Ten Thousand Years
'Ten thousand years!' screams the tannoy on the bombed out old grocer's.
'Ten thousand years!' howl the juves as they roar by on their rigs, spiked up and thrusting into the night, horns blaring like a choir of diseased angels.
'Ten thousand years!' reads the banner on the old recaf house. It is the last in the City. Its design reflects the old, elegant lines of the Carpaccian era, some two millennia ago. A simpler age, without the baroque of the Autocracies that followed, or the destructive purges of the preceding Republics that took the head from its exquisite bust of St Aquilinas.
A better age.
Today's clientele consisted of the usual customers. A group of artists, sketching on their frantically hoarded paper. A violinist and her friends, snatching glances about the place. Two peddlars, whose pipe smoke filled the place with an aroma that entirely drowned out the wretched, ration book recaf.
And, in a little alcove of their own, two gentlemen who were agents of the Inquisition.
Both were quite old, and both had the yellow pallor that suggested little in the way of a natural sun. They had between them a regicide board, on which they now focussed.
'Chaplain forward two spaces,' said one, flicking the disc forward with one finger.
The other raised an eyebrow.
'Aggressive.'
'That is how I work, my dear fellow. And it falls to you to counter.'
They both lean back.
'Ten thousand years,' said the second. 'Which brings us neatly to the work of my Order.'
'And also,' the first replied softly, 'to mine.'
A silence. They stir their recaf.
'I thought it might,' said the second.
And then:
'What now?'
'They celebrate the liberation of their world,' said the first, 'by the Emperor's forces on the Great Crusade. The anniversary is coming in seven days time.'
'Praise be.' Both make the sign of the Aquila.
'But very few,' the first continues, 'or, at least, very few amongst the well informed, would state that it was taken by the Emperor himself. We have multiple picts, vox transmissions and two sermons that place him far closer to what is now the Cadian Gate. I'm sending them to your data-slate, if you're interested.'
'Enormously. It is a central duty of my Order that we be interested.' The second one considers this. 'So it would have been one of the Primarch's Legions.

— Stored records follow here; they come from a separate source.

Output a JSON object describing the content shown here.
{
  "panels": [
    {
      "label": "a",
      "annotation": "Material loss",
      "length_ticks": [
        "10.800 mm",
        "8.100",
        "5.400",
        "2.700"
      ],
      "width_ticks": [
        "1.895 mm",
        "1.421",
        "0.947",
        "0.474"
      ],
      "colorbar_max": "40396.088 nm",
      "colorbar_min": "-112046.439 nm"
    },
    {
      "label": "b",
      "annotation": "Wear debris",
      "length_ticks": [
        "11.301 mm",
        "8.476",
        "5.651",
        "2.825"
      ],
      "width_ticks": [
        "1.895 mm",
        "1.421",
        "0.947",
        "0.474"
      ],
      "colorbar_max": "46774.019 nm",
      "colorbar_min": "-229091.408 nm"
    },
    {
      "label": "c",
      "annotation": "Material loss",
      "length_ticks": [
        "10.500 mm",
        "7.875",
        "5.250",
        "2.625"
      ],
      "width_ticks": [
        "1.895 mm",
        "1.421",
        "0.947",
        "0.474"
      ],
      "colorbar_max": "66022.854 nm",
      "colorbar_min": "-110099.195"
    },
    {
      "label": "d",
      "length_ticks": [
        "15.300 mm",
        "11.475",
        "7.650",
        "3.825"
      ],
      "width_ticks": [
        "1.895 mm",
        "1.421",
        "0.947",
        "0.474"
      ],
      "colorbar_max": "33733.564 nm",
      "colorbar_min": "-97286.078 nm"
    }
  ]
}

My reading of, I believe, Hector's Travels suggests that this was one of the Five Redoubts of the Cincassians. A grave obstacle indeed to our divine forces.'
The first one snorted. 'Divine forces? but of course-forgive me. They were led by a Primarch. Standard scholarly readings here suggest it to be Sanguinius and the Blood Angels.'
'Very true, I have had a hand in the festivities. There's a splendid exhibition to be held in the St Victor's Hall, if you're interested. I am curator-well, my Interrogator. Promising chap, recovered some marvellous bronzes from the period. Superb.'
'No bronze is still extant from that time. It is a scientific improbability.'
'Does it matter? It's what is commonly believed.' The second one opens his lho-stick case, offers one to the first man; he accepts.

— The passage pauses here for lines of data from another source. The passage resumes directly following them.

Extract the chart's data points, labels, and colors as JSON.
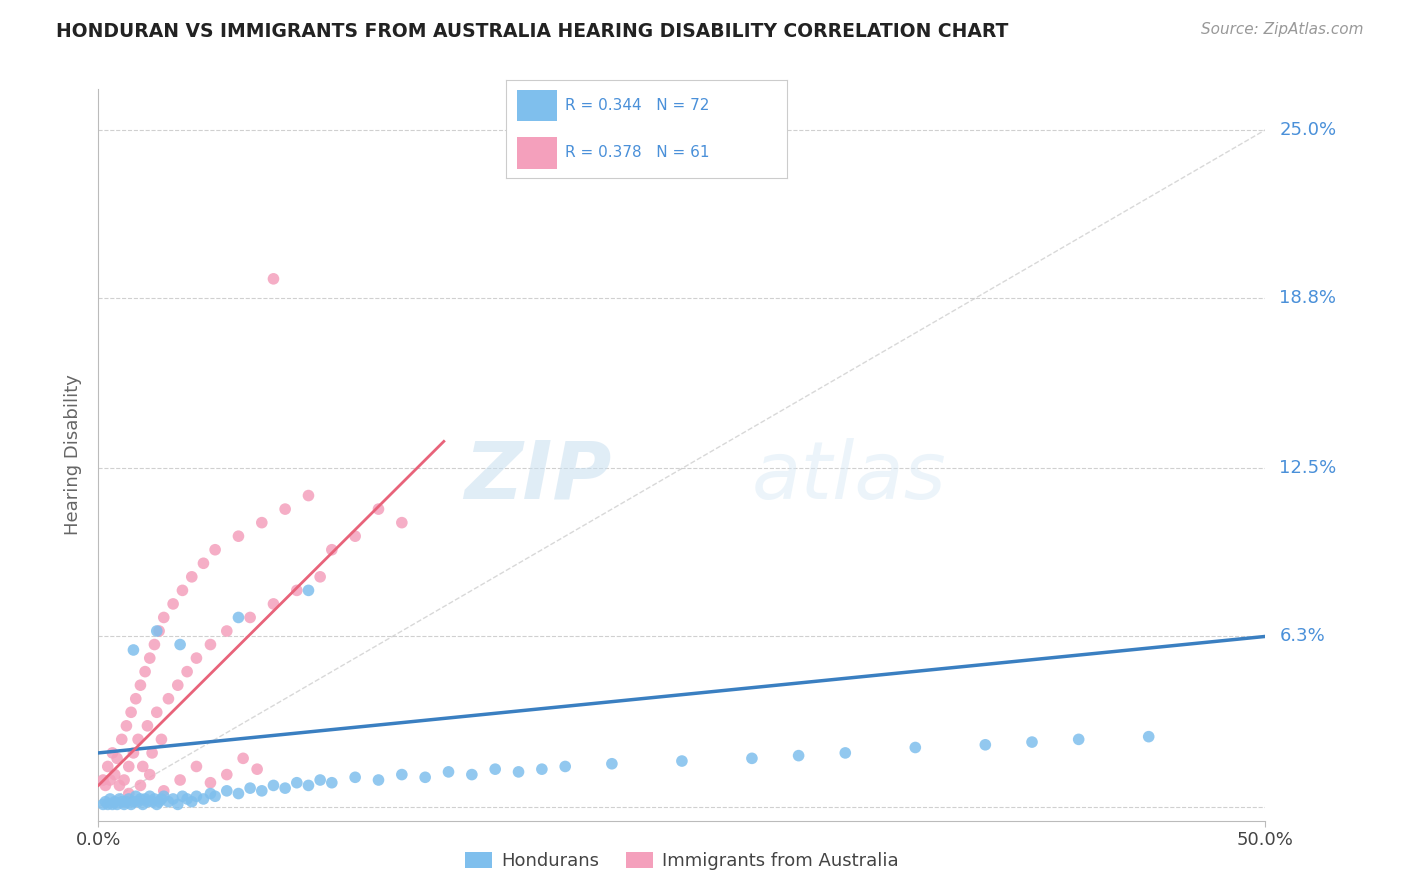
{
  "title": "HONDURAN VS IMMIGRANTS FROM AUSTRALIA HEARING DISABILITY CORRELATION CHART",
  "source": "Source: ZipAtlas.com",
  "ylabel": "Hearing Disability",
  "xlim": [
    0.0,
    0.5
  ],
  "ylim": [
    -0.005,
    0.265
  ],
  "ytick_labels": [
    "25.0%",
    "18.8%",
    "12.5%",
    "6.3%"
  ],
  "ytick_values": [
    0.25,
    0.188,
    0.125,
    0.063
  ],
  "blue_color": "#7fbfed",
  "pink_color": "#f4a0bc",
  "blue_line_color": "#3a7fc1",
  "pink_line_color": "#e8637a",
  "diag_color": "#c8c8c8",
  "grid_color": "#d0d0d0",
  "background_color": "#ffffff",
  "title_color": "#222222",
  "axis_label_color": "#666666",
  "right_label_color": "#4a90d9",
  "source_color": "#999999",
  "watermark_zip": "ZIP",
  "watermark_atlas": "atlas",
  "blue_scatter_x": [
    0.002,
    0.003,
    0.004,
    0.005,
    0.006,
    0.007,
    0.008,
    0.009,
    0.01,
    0.011,
    0.012,
    0.013,
    0.014,
    0.015,
    0.016,
    0.017,
    0.018,
    0.019,
    0.02,
    0.021,
    0.022,
    0.023,
    0.024,
    0.025,
    0.026,
    0.027,
    0.028,
    0.03,
    0.032,
    0.034,
    0.036,
    0.038,
    0.04,
    0.042,
    0.045,
    0.048,
    0.05,
    0.055,
    0.06,
    0.065,
    0.07,
    0.075,
    0.08,
    0.085,
    0.09,
    0.095,
    0.1,
    0.11,
    0.12,
    0.13,
    0.14,
    0.15,
    0.16,
    0.17,
    0.18,
    0.19,
    0.2,
    0.22,
    0.25,
    0.28,
    0.3,
    0.32,
    0.35,
    0.38,
    0.4,
    0.42,
    0.45,
    0.015,
    0.025,
    0.035,
    0.06,
    0.09
  ],
  "blue_scatter_y": [
    0.001,
    0.002,
    0.001,
    0.003,
    0.001,
    0.002,
    0.001,
    0.003,
    0.002,
    0.001,
    0.002,
    0.003,
    0.001,
    0.002,
    0.004,
    0.002,
    0.003,
    0.001,
    0.003,
    0.002,
    0.004,
    0.002,
    0.003,
    0.001,
    0.002,
    0.003,
    0.004,
    0.002,
    0.003,
    0.001,
    0.004,
    0.003,
    0.002,
    0.004,
    0.003,
    0.005,
    0.004,
    0.006,
    0.005,
    0.007,
    0.006,
    0.008,
    0.007,
    0.009,
    0.008,
    0.01,
    0.009,
    0.011,
    0.01,
    0.012,
    0.011,
    0.013,
    0.012,
    0.014,
    0.013,
    0.014,
    0.015,
    0.016,
    0.017,
    0.018,
    0.019,
    0.02,
    0.022,
    0.023,
    0.024,
    0.025,
    0.026,
    0.058,
    0.065,
    0.06,
    0.07,
    0.08
  ],
  "pink_scatter_x": [
    0.002,
    0.003,
    0.004,
    0.005,
    0.006,
    0.007,
    0.008,
    0.009,
    0.01,
    0.011,
    0.012,
    0.013,
    0.014,
    0.015,
    0.016,
    0.017,
    0.018,
    0.019,
    0.02,
    0.021,
    0.022,
    0.023,
    0.024,
    0.025,
    0.026,
    0.027,
    0.028,
    0.03,
    0.032,
    0.034,
    0.036,
    0.038,
    0.04,
    0.042,
    0.045,
    0.048,
    0.05,
    0.055,
    0.06,
    0.065,
    0.07,
    0.075,
    0.08,
    0.085,
    0.09,
    0.095,
    0.1,
    0.11,
    0.12,
    0.13,
    0.013,
    0.018,
    0.022,
    0.028,
    0.035,
    0.042,
    0.048,
    0.055,
    0.062,
    0.068,
    0.075
  ],
  "pink_scatter_y": [
    0.01,
    0.008,
    0.015,
    0.01,
    0.02,
    0.012,
    0.018,
    0.008,
    0.025,
    0.01,
    0.03,
    0.015,
    0.035,
    0.02,
    0.04,
    0.025,
    0.045,
    0.015,
    0.05,
    0.03,
    0.055,
    0.02,
    0.06,
    0.035,
    0.065,
    0.025,
    0.07,
    0.04,
    0.075,
    0.045,
    0.08,
    0.05,
    0.085,
    0.055,
    0.09,
    0.06,
    0.095,
    0.065,
    0.1,
    0.07,
    0.105,
    0.075,
    0.11,
    0.08,
    0.115,
    0.085,
    0.095,
    0.1,
    0.11,
    0.105,
    0.005,
    0.008,
    0.012,
    0.006,
    0.01,
    0.015,
    0.009,
    0.012,
    0.018,
    0.014,
    0.195
  ],
  "blue_line": [
    [
      0.0,
      0.5
    ],
    [
      0.02,
      0.063
    ]
  ],
  "pink_line": [
    [
      0.0,
      0.148
    ],
    [
      0.008,
      0.135
    ]
  ],
  "diag_line": [
    [
      0.0,
      0.5
    ],
    [
      0.0,
      0.25
    ]
  ]
}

'So, to the crux of the matter,' he said. 'That is, in fact, that Sanguinius did not liberate this world. He liberated its twin.'
'I see.' The second one yawns. 'Some Praetor instead, I imagine. Well, you know the provinces. They do love to grab attention.'
'Not a Praetor, no.'
'Then who did?'
'Horus.'
So it begins. The Ordo Redactus and the Ordo Originatus are the two most under-used ordos of the Inquisition, so my inner history student feels behoved to give them some limelight.